Per protocollo, i DLT sono stati misurati durante il primo periodo di trattamento di 28 giorni. Viene presentato il numero di partecipanti che hanno sperimentato un DLT.
Fino a circa 28 giorni
Numero di partecipanti che hanno manifestato eventi avversi (AE) di grado da 3 a 5 come valutato dai Common Terminology Criteria for Adverse Events (CTCAE) del National Cancer Institute, versione 4.03
Lasso di tempo: Fino a circa 24 mesi
Gli eventi avversi sono stati classificati in base alla gravità su una scala da 1 a 5 utilizzando i criteri CTCAE. Grado 1=lieve; sintomi asintomatici o lievi; solo osservazioni cliniche o diagnostiche; o intervento non indicato. Grado 2 = intervento moderato, minimo, locale o non invasivo indicato; o limitare le attività strumentali della vita quotidiana adeguate all'età. Grado 3=grave o clinicamente significativo ma non immediatamente pericoloso per la vita; ricovero ospedaliero o prolungamento del ricovero indicato; disabilitazione; o limitare la cura di sé. Grado 4=conseguenze pericolose per la vita con indicazione di intervento urgente. Grado 5 = morte correlata a AE. Viene riportato il numero di partecipanti che hanno manifestato eventi avversi di grado da 3 a 5.
Fino a circa 24 mesi
Numero di partecipanti che hanno subito un evento medico di interesse (MEOI)

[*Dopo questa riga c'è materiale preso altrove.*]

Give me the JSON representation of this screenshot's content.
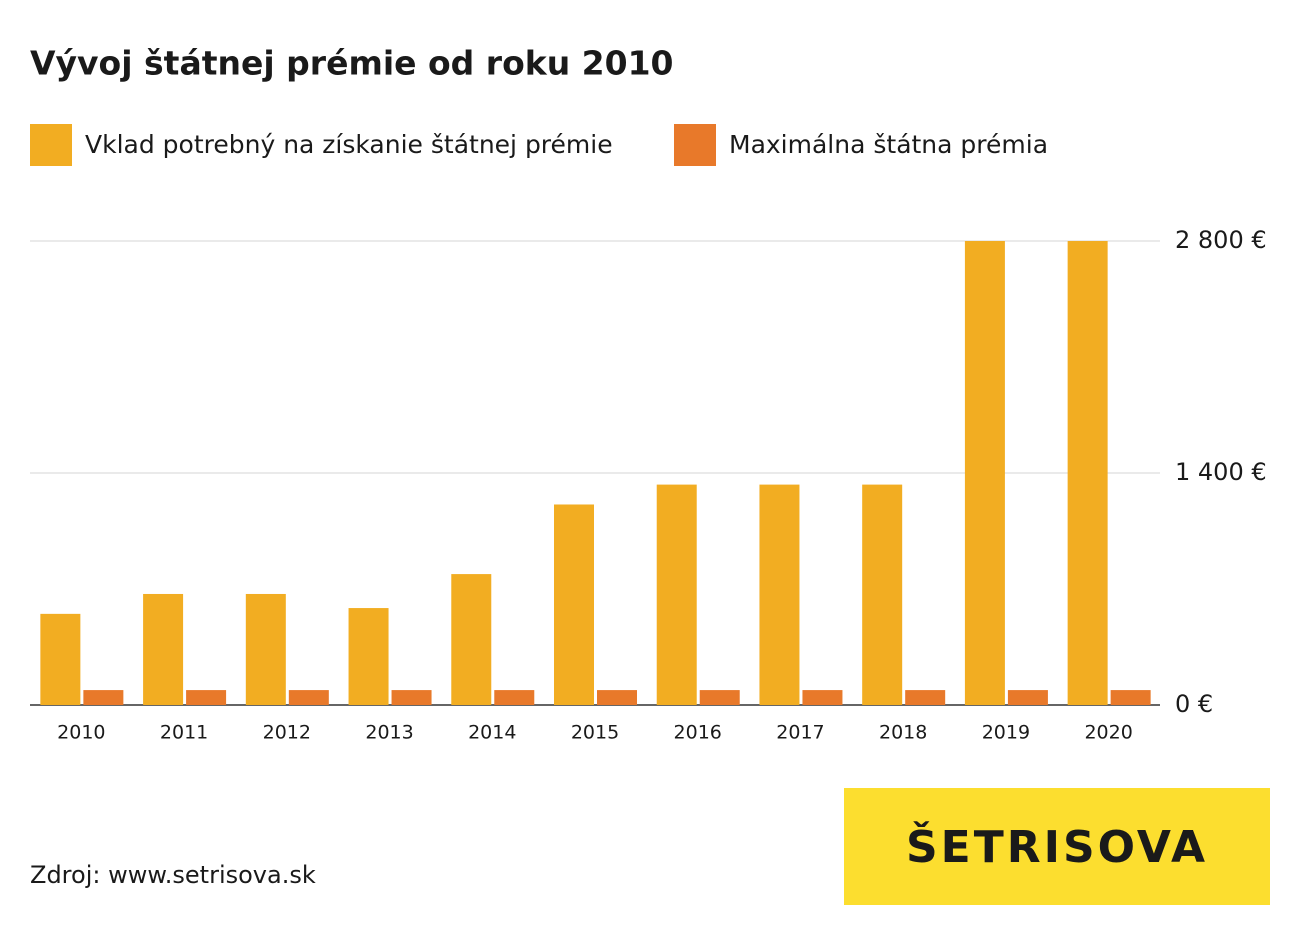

Lasso di tempo: Fino a circa 24 mesi
Gli eventi medici di interesse (MEOI) erano eventi avversi che non soddisfacevano alcun criterio per un evento avverso grave ma erano di particolare interesse nel contesto dello studio. I MEOI includevano sanguinamento dovuto a piastrine basse; elettrocardiogramma (ECG) intervallo QT corretto prolungato di 481-500 millisecondi; e infezione in cui, come minimo, è indicato un intervento antibiotico orale, antimicotico o antivirale. Viene presentato il numero di partecipanti con MEOI.
Fino a circa 24 mesi
Concentrazione massima (Cmax) di Bomedemstat da solo o somministrato con tretinoina
Lasso di tempo: Ciclo 1 Giorno 1: pre-dose e 1, 2, 3 e 24 ore post-dose; Giorno 7: pre-dose e 0,5, 1, 2, 3, 4, 8 e 24 ore post-dose
La Cmax è stata definita come la concentrazione massima di bomedemstat osservata dopo la somministrazione di bomedemstat da solo o somministrato con tretinoina. I campioni di plasma sono stati raccolti in più punti temporali per stimare la CMax di bomedemstat utilizzando metodi di analisi non compartimentali dopo la somministrazione orale dei partecipanti al Ciclo 1 (Ciclo 1 = 7 giorni di trattamento e 7 giorni di riposo per un totale di 14 giorni). Le concentrazioni plasmatiche non legate di bomedemstat sono state stimate assumendo che il legame con le proteine ​​fosse del 60,57%. Per l'analisi farmacocinetica, le concentrazioni plasmatiche al di sotto del limite di quantificazione del dosaggio (LOQ) che si sono verificate dalla pre-dose alla prima concentrazione ≥LOQ sono state trattate come 0 e quelle che si sono verificate successivamente sono state trattate come mancanti. Il LOQ del test era di 1 ng/mL. Per protocollo, la Cmax è stata determinata per i partecipanti alla Coorte 1. Il LOQ del test era di 1 ng/mL. Viene presentato il Cmax di bomedemstat nel plasma non legato.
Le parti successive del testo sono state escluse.